Le rôle confié à Rachida Dati pour des réformes touchant en particulier la carte judiciaire et des réformes pénales (peines planchers, extension de la responsabilité pénale pour mineurs) et pénitentiaires n’a jamais trompé personne, surtout pas les hauts fonctionnaires du ministère de la justice et les magistrats. Pas plus que n’ont été dupes les autres professions judiciaires (avocats) et encore moins les politiques appelés à débattre en assemblées parlementaires ou dans les médias.

Cette technique du bouclier confiée à une femme, tirée du monde dit de la « diversité », plutôt hôtesse de la république que ministre, aura pour but de désamorcer les attaques contre les projets jusque-là mis en échec ou soumis à ce risque, en minant le terrain de la confrontation politique en menaces de dérapages d’expression sexiste et ethnique. La fabrique de figures ministérielles ainsi instrumentalisées prend fin avec le retour au parti et à ses méandres correcteurs.

L’expérience Dati pour le ministère de la justice, confié jusque là à des politiques (hommes ou femmes) d’envergure, ne manquant pas de charisme, ayant une implantation parlementaire, est reprise par le prince régnant avec les projets de réforme bloqués du Code du travail.  Le ministère du travail, chasse gardée d’un apparatchik du parti socialiste prudemment replié sur ses terres bourguignonnes une fois  mesurés les risques futurs, est remis en apparence à une militante tout juste sortie du rang, soudain tirée de l’anonymat et propulsée comme haute compétence réformatrice. Elle remplit, à l’évidence, la mission essentielle qui lui est dévolue : servir de bouclier destiné à amortir les coups dirigés contre une réforme rejetée par une forte opposition parlementaire et citoyenne exprimée en mobilisation de rue quasi hebdomadaire durant plusieurs mois.

Le concours de Robert Badinter appelé à rendre vendable la réforme du Code du travail et ses suites met en scène un déclin : celui d’une autorité morale au charisme en berne, au service du lobby de la régression politique et sociale.

Outre les subterfuges dont relèvent les objectifs politiques visant à casser la protection des salariés par la loi, le relai des médias lourds, radios et télévision (publiques et privées), positionnées sans nuance en faveur du projet de loi en cause, l’ont constamment, depuis l’annonce du texte alors qu’il n’était qu’au stade de simple avant-projet, qualifié de « loi travail », puis « loi El Khomri ».

Anticipant l’usage de l’article 49/3 de la Constitution, les médias ont dès l’annonce de la réforme conclu à la nécessité de forcer l’objectif et d’installer les esprits dans la certitude que la France avait basculé vers un autre régime législatif régissant désormais le monde du travail.
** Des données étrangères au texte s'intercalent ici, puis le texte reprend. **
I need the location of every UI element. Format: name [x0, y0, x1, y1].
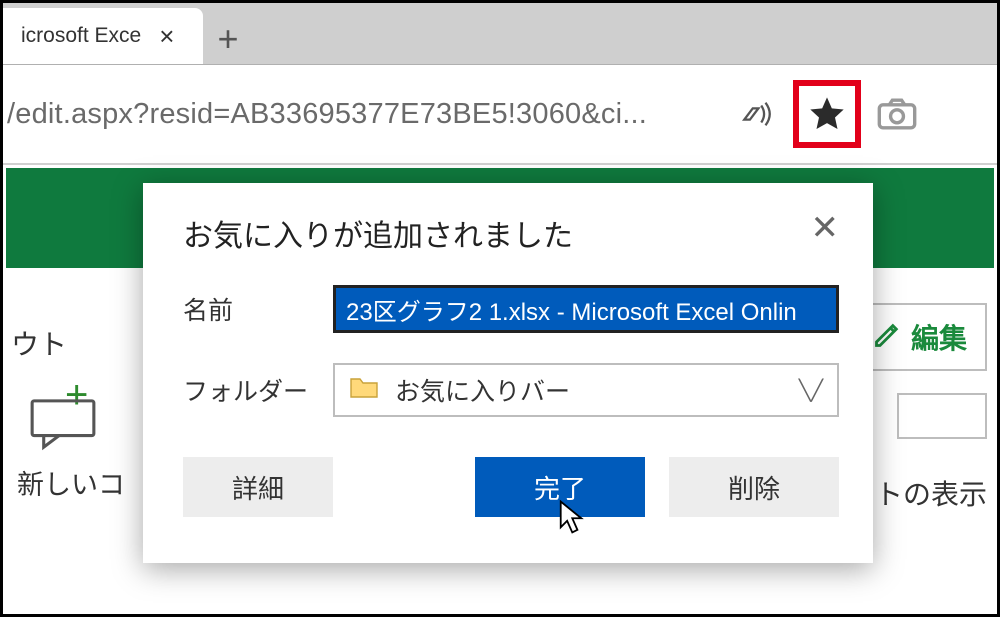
edit-label: 編集: [911, 317, 967, 357]
delete-button[interactable]: 削除: [669, 457, 839, 517]
tab-title: icrosoft Exce: [21, 24, 141, 48]
bg-empty-box: [897, 393, 987, 439]
bg-text-fragment: ウト: [11, 323, 67, 363]
dialog-title: お気に入りが追加されました: [183, 211, 573, 255]
favorites-star-button[interactable]: [793, 80, 861, 148]
favorite-added-dialog: お気に入りが追加されました ✕ 名前 フォルダー お気に入りバー ╲╱ 詳細: [143, 183, 873, 563]
tab-strip: icrosoft Exce × +: [3, 3, 997, 65]
browser-window: icrosoft Exce × + /edit.aspx?resid=AB336…: [0, 0, 1000, 617]
folder-label: フォルダー: [183, 372, 333, 408]
folder-icon: [349, 375, 379, 406]
close-tab-icon[interactable]: ×: [159, 23, 174, 49]
star-filled-icon: [807, 94, 847, 134]
read-aloud-icon[interactable]: [733, 90, 781, 138]
name-label: 名前: [183, 291, 333, 327]
mouse-cursor-icon: [557, 499, 585, 542]
browser-tab[interactable]: icrosoft Exce ×: [3, 8, 203, 64]
done-button[interactable]: 完了: [475, 457, 645, 517]
folder-value: お気に入りバー: [395, 372, 783, 408]
comment-icon[interactable]: [27, 397, 99, 456]
edit-button[interactable]: 編集: [853, 303, 987, 371]
url-text[interactable]: /edit.aspx?resid=AB33695377E73BE5!3060&c…: [3, 98, 723, 131]
address-bar-row: /edit.aspx?resid=AB33695377E73BE5!3060&c…: [3, 65, 997, 165]
favorite-name-input[interactable]: [333, 285, 839, 333]
details-button[interactable]: 詳細: [183, 457, 333, 517]
bg-show-label: トの表示: [875, 473, 987, 513]
new-tab-button[interactable]: +: [203, 14, 253, 64]
pencil-icon: [873, 321, 901, 354]
plus-icon: +: [217, 18, 238, 60]
close-dialog-button[interactable]: ✕: [811, 211, 840, 245]
folder-select[interactable]: お気に入りバー ╲╱: [333, 363, 839, 417]
new-comment-label: 新しいコ: [17, 463, 125, 502]
chevron-down-icon: ╲╱: [799, 378, 823, 403]
screenshot-icon[interactable]: [873, 90, 921, 138]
Ce faisant, les médias et leur cohorte de spécialistes/consultants ont mis à bas les étapes qualificatives de la procédure législative, quand bien même celle-ci se soit poursuivie, laborieusement, dans les enceintes parlementaires.

Le cours des événements était inéluctable. Eu égard au matraquage médiatique consacrant au quotidien en « loi El Khomri » un simple projet contesté voire rejeté lors de manifestations souvent stigmatisées, la procédure législative devait difficilement se frayer la voie de sa plénitude constitutionnelle.
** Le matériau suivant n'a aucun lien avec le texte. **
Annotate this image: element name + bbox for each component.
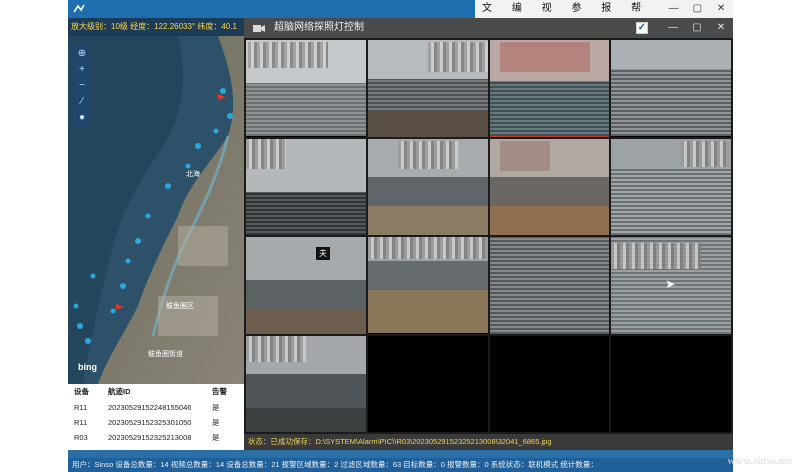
menu-alarm[interactable]: 报警 bbox=[594, 0, 624, 32]
camera-icon bbox=[253, 25, 265, 32]
camera-grid: 夫 ➤ bbox=[244, 38, 733, 434]
column-header-alarm: 告警 bbox=[212, 387, 227, 396]
cell-track-id: 20230529152325301050 bbox=[108, 418, 192, 427]
maximize-button[interactable]: ▢ bbox=[686, 0, 710, 18]
menu-bar: 文件 编辑 视图 参数 报警 帮助 — ▢ ✕ bbox=[475, 0, 733, 32]
always-on-top-checkbox[interactable]: ✓ bbox=[636, 22, 648, 34]
cell-track-id: 20230529152248155046 bbox=[108, 403, 192, 412]
cell-device: R11 bbox=[74, 403, 88, 412]
menu-file[interactable]: 文件 bbox=[475, 0, 505, 32]
zoom-out-icon[interactable]: − bbox=[75, 79, 89, 93]
camera-tile-9[interactable]: 夫 bbox=[246, 237, 366, 334]
column-header-device: 设备 bbox=[74, 387, 89, 396]
measure-icon[interactable]: ⁄ bbox=[75, 95, 89, 109]
cell-alarm: 是 bbox=[212, 418, 220, 427]
zoom-in-icon[interactable]: + bbox=[75, 63, 89, 77]
menu-help[interactable]: 帮助 bbox=[624, 0, 654, 32]
save-status-line: 状态：已成功保存：D:\SYSTEM\Alarm\PIC\\R03\202305… bbox=[244, 434, 733, 450]
camera-tile-4[interactable] bbox=[611, 40, 731, 137]
camera-window-controls: — ▢ ✕ bbox=[661, 18, 733, 38]
camera-window-titlebar: 超脑网络探照灯控制 ✓ — ▢ ✕ bbox=[244, 18, 733, 38]
cell-alarm: 是 bbox=[212, 433, 220, 442]
locate-icon[interactable]: ⊕ bbox=[75, 47, 89, 61]
camera-tile-14-empty[interactable] bbox=[367, 335, 488, 432]
marker-icon[interactable]: ● bbox=[75, 111, 89, 125]
camera-tile-1[interactable] bbox=[246, 40, 366, 137]
camera-tile-7[interactable] bbox=[489, 138, 610, 235]
table-row[interactable]: R03 20230529152325213008 是 bbox=[68, 430, 244, 445]
cell-alarm: 是 bbox=[212, 403, 220, 412]
watermark-logo: SINSO 星烁科技 bbox=[4, 8, 54, 34]
camera-label: 夫 bbox=[316, 247, 330, 260]
menu-params[interactable]: 参数 bbox=[564, 0, 594, 32]
camera-window-title: 超脑网络探照灯控制 bbox=[274, 22, 364, 33]
title-bar: 文件 编辑 视图 参数 报警 帮助 — ▢ ✕ bbox=[68, 0, 733, 32]
camera-tile-5[interactable] bbox=[246, 138, 366, 235]
watermark-url: www.sinso.net bbox=[727, 455, 792, 467]
menu-spacer bbox=[654, 0, 662, 18]
camera-minimize-button[interactable]: — bbox=[661, 18, 685, 38]
watermark-logo-subtitle: 星烁科技 bbox=[22, 25, 54, 34]
mouse-cursor-icon: ➤ bbox=[665, 277, 676, 291]
svg-text:鲅鱼圈区: 鲅鱼圈区 bbox=[166, 301, 194, 310]
table-row[interactable]: R11 20230529152248155046 是 bbox=[68, 400, 244, 415]
map-info-bar: 放大级别：10级 经度：122.26033° 纬度：40.1 bbox=[68, 18, 244, 36]
minimize-button[interactable]: — bbox=[662, 0, 686, 18]
bing-attribution: bing bbox=[78, 362, 97, 372]
cell-device: R11 bbox=[74, 418, 88, 427]
track-table: 设备 航迹ID 告警 R11 20230529152248155046 是 R1… bbox=[68, 384, 244, 450]
satellite-map: 北海 鲅鱼圈区 鲅鱼圈街道 bbox=[68, 36, 244, 384]
table-header: 设备 航迹ID 告警 bbox=[68, 384, 244, 400]
main-window: 文件 编辑 视图 参数 报警 帮助 — ▢ ✕ 放大级别：10级 经度：122.… bbox=[68, 0, 733, 472]
cell-device: R03 bbox=[74, 433, 88, 442]
camera-tile-12[interactable]: ➤ bbox=[611, 237, 731, 334]
camera-tile-10[interactable] bbox=[367, 237, 488, 334]
column-header-track-id: 航迹ID bbox=[108, 387, 131, 396]
screen: 文件 编辑 视图 参数 报警 帮助 — ▢ ✕ 放大级别：10级 经度：122.… bbox=[0, 0, 800, 472]
status-bar: 用户：Sinso 设备总数量：14 视频总数量：14 设备总数量：21 报警区域… bbox=[68, 458, 733, 472]
camera-tile-13[interactable] bbox=[246, 335, 366, 432]
app-logo-icon bbox=[73, 4, 85, 13]
map-panel[interactable]: 北海 鲅鱼圈区 鲅鱼圈街道 ⊕ + − ⁄ ● bing bbox=[68, 36, 244, 384]
close-button[interactable]: ✕ bbox=[709, 0, 733, 18]
svg-text:鲅鱼圈街道: 鲅鱼圈街道 bbox=[148, 349, 183, 358]
camera-tile-3[interactable] bbox=[489, 40, 610, 137]
camera-tile-8[interactable] bbox=[611, 138, 731, 235]
svg-text:北海: 北海 bbox=[186, 169, 200, 178]
camera-close-button[interactable]: ✕ bbox=[709, 18, 733, 38]
table-row[interactable]: R11 20230529152325301050 是 bbox=[68, 415, 244, 430]
menu-view[interactable]: 视图 bbox=[535, 0, 565, 32]
watermark-logo-text: SINSO bbox=[4, 8, 51, 25]
status-separator bbox=[68, 450, 733, 458]
menu-edit[interactable]: 编辑 bbox=[505, 0, 535, 32]
camera-tile-11[interactable] bbox=[489, 237, 610, 334]
camera-tile-6[interactable] bbox=[367, 138, 488, 235]
camera-tile-2[interactable] bbox=[367, 40, 488, 137]
camera-maximize-button[interactable]: ▢ bbox=[685, 18, 709, 38]
camera-tile-16-empty[interactable] bbox=[611, 335, 731, 432]
map-toolbar: ⊕ + − ⁄ ● bbox=[74, 44, 90, 128]
camera-tile-15-empty[interactable] bbox=[489, 335, 610, 432]
cell-track-id: 20230529152325213008 bbox=[108, 433, 192, 442]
Il reste à la science politique à expliquer aux étudiants à partir de quand et comment restituer leur pertinence à des notions nettement différenciées par le droit (constitutionnel-administratif) et la pratique politique pour distinguer entre avant-projet, projet et loi, entre un pouvoir élu et son usurpation. La corruption des catégories juridiques est le signe avant-coureur d’une banalisation de l’arbitraire. L’instrumentalisation de la loi à des fins sécuritaires également.